Muitos pensam que o Evangelho é a biografia de Jesus. Muitos usam este entendimento para dizer que o Evangelho, ou seja, a biografia de Jesus, segundo eles, é a “chave hermenêutica” das Escrituras. Para eles, o que não estiver de acordo com o relato dos 4 primeiros livros do Novo Testamento na Bíblia, não precisa ser aceito como Palavra de Deus. Para esses, a Bíblia não é a Palavra de Deus, mas contém a Palavra de Deus, e todos os outros livros da Bíblia devem ser filtrados conforme os livros chamados de Evangelhos, pois para eles o Evangelho é uma biografia.
 
Outros pensam que Evangelho é o todo da doutrina Bíblica. O que a Bíblia manda e o que a Bíblia oferece. Tudo na Bíblia é Evangelho. Se você não segue os ensinos bíblicos de forma ortodoxa, ou não tem um comportamento puro e santo, você não “segue” o Evangelho..
 
Mas, no geral, encontramos uma característica em comum na maioria desses grupos que falam sobre o “Evangelho” na internet, para boa parte destes grupos e páginas da moda o “Evangelho” sempre se trata de regras, visões de mundo a serem seguidas e outras leis e determinações que eles dizem que se você não seguir, tá lascado, você não está seguindo o “Evangelho”.
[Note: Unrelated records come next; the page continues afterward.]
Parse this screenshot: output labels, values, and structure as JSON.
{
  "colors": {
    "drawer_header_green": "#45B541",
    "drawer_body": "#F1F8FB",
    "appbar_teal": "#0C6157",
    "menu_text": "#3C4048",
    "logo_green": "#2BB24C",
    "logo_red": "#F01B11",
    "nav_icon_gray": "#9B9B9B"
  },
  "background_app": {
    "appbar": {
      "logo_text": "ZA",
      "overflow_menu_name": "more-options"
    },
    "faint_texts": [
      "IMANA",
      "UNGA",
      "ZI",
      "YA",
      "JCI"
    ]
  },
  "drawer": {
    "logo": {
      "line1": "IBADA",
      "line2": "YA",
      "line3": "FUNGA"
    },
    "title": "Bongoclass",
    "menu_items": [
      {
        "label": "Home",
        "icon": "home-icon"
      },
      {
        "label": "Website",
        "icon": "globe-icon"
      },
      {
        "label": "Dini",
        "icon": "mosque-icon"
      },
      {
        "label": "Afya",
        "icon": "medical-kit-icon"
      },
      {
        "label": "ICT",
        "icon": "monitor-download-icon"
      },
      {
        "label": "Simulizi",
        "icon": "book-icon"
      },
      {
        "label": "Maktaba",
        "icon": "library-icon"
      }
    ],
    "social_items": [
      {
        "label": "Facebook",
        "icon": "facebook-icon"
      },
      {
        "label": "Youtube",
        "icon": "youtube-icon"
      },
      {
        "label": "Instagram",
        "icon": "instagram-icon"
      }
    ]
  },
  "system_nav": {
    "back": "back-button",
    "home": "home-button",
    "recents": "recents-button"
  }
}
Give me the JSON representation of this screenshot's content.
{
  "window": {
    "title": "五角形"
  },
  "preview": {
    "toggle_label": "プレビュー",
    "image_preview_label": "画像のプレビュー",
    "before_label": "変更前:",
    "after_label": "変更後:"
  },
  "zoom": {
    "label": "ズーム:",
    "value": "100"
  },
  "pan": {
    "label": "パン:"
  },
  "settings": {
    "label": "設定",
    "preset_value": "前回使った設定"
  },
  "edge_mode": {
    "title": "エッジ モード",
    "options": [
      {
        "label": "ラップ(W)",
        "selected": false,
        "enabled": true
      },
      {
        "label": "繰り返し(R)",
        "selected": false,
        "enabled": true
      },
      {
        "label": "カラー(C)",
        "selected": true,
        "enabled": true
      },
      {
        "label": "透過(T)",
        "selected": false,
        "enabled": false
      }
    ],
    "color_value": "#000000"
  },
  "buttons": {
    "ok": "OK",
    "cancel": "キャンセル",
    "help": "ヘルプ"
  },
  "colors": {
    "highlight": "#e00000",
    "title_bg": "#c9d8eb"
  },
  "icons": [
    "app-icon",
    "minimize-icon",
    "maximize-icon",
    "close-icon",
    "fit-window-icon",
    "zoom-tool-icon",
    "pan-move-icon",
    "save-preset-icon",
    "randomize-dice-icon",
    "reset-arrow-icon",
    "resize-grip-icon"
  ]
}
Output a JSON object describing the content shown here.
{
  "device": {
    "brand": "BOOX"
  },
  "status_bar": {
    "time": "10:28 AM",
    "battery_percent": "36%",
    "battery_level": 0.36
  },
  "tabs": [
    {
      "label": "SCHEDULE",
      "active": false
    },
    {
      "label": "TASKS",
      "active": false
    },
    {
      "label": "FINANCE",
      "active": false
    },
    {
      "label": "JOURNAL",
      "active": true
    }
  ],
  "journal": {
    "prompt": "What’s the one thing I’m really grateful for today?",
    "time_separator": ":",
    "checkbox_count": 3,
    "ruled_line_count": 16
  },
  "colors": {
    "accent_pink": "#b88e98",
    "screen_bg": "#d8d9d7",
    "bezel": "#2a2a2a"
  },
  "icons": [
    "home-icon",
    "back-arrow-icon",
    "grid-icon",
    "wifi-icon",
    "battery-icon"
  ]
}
Será que o Evangelho é realmente um punhado de regras a seguir? O que é o Evangelho afinal?
 
A Palavra Evangelho significa “notícia”. Quando chegava um viajante de um lugar distante, no século 1, ele contava as “boas notícias” dos locais por onde passava, não existia televisão, telefone, celular, internet, nada disso na época de Jesus. O grego era a língua mais popular da época, como hoje é o inglês, por isso o nome “Evangelho”, que no grego significa “boa notícia”. A forma como se sabia das notícias, na época, era principalmente pelos viajantes a trabalho, passeio, peregrinação, qualquer motivo, que passavam por um local. Muitos deles traziam também cartas, livros e mercadorias e eles contavam as notícias, contavam o Evangelho que haviam visto por onde passaram.
 
O Evangelho de Jesus é a mesma coisa. Não se trata de biografia, nem de regras e leis, mas da notícia do que Ele fez pela humanidade na Cruz e sua ressurreição. 
 
Quando rezamos o Credo Apostólico, por exemplo, estamos contando esta notícia desde o começo: 
 
Creio em Deus Pai Todo-Poderoso, Criador do céu e da terra. 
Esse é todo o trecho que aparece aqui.